Sunday, March 2, 2008

Alaska taking steps to deal with warming

Baltimore Sun, via McClatchy: In the Norton Sound village of Shaktoolik, berms of driftwood above the beach used to provide protection from the sea. But these days the storm waves travel farther, pounding into the village itself, and the "Yukon logs" are tossed around like battering rams. Shaktoolik is the latest of a half-dozen remote Alaska villages battling drastic erosion from a changing climate. All of them face expensive options - seawall? relocation? - with meager resources of their own.

Now the state is taking steps to fill a leadership vacuum and start making decisions about what to do. In meetings during the past few weeks, Alaska Gov. Sarah Palin's climate change subcabinet has laid out a plan for tackling problems caused by global warming - and also for investigating ways to reduce Alaska's own emissions of greenhouse gases.

A first step will be recommendations about which village erosion projects should get priority. That's due to reach the subcabinet by April 1, said Mike Black, deputy commissioner of the Department of Commerce, Community and Economic Development. Funding agencies want someone to build consensus about what to do first, Black said. The federal government simply won't fund every idea that comes its way, he said.

The climate subcabinet's efforts are built around a pair of buzzwords, "adaptation" for defense and "mitigation" for offense. …

Money from the initial auctioning of carbon credits to industry might be made available to deal with impacts in Alaska or relocation of tribes, they said. Funding to carry on the state's work and to help with community planning is included in a $1.1 million appropriation now before the Legislature.

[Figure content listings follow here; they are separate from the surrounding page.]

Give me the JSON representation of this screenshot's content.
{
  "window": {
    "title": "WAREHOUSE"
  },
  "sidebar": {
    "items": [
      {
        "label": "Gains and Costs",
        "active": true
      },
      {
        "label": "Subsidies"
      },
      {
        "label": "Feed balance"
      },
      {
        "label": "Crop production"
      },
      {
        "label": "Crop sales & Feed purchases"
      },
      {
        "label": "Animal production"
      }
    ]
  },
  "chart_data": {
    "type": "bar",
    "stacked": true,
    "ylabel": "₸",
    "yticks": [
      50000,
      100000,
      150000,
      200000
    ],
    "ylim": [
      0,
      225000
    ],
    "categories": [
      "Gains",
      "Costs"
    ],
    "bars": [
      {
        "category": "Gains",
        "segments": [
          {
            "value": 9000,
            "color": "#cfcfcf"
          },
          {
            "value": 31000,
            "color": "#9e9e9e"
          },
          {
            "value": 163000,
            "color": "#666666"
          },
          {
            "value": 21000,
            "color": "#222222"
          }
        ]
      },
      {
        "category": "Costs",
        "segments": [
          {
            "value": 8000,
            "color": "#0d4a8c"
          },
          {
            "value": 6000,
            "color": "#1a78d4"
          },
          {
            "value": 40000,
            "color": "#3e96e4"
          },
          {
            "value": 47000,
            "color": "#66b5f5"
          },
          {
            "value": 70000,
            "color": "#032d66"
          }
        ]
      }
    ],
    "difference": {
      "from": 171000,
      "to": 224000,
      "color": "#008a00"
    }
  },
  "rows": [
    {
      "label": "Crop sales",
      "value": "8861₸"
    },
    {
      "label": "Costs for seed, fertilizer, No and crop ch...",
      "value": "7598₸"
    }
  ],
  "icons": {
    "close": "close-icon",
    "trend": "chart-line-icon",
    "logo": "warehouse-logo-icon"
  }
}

That's a mere drop in the ocean compared to the money that may eventually be needed - $355 million to move the three most endangered communities, according to a 2006 Army Corps of Engineers study. Federal officials say no such money is available yet. State contributions are going to be necessary to entice federal funds, they say.

"There is no pot of money at any level to do these relocations. It doesn't exist," George Cannelos told an Anchorage climate forum last week. He is co-chairman of the Denali Commission, a state-federal agency that funds economic development and other improvements in rural Alaska.

Cannelos added that Alaska was going to have to put in "treasure" as well as time and talent. When Alaska asks for money, the presence of $37 billion in the state's Permanent Fund "doesn't resonate well inside the Beltway in Washington," he said.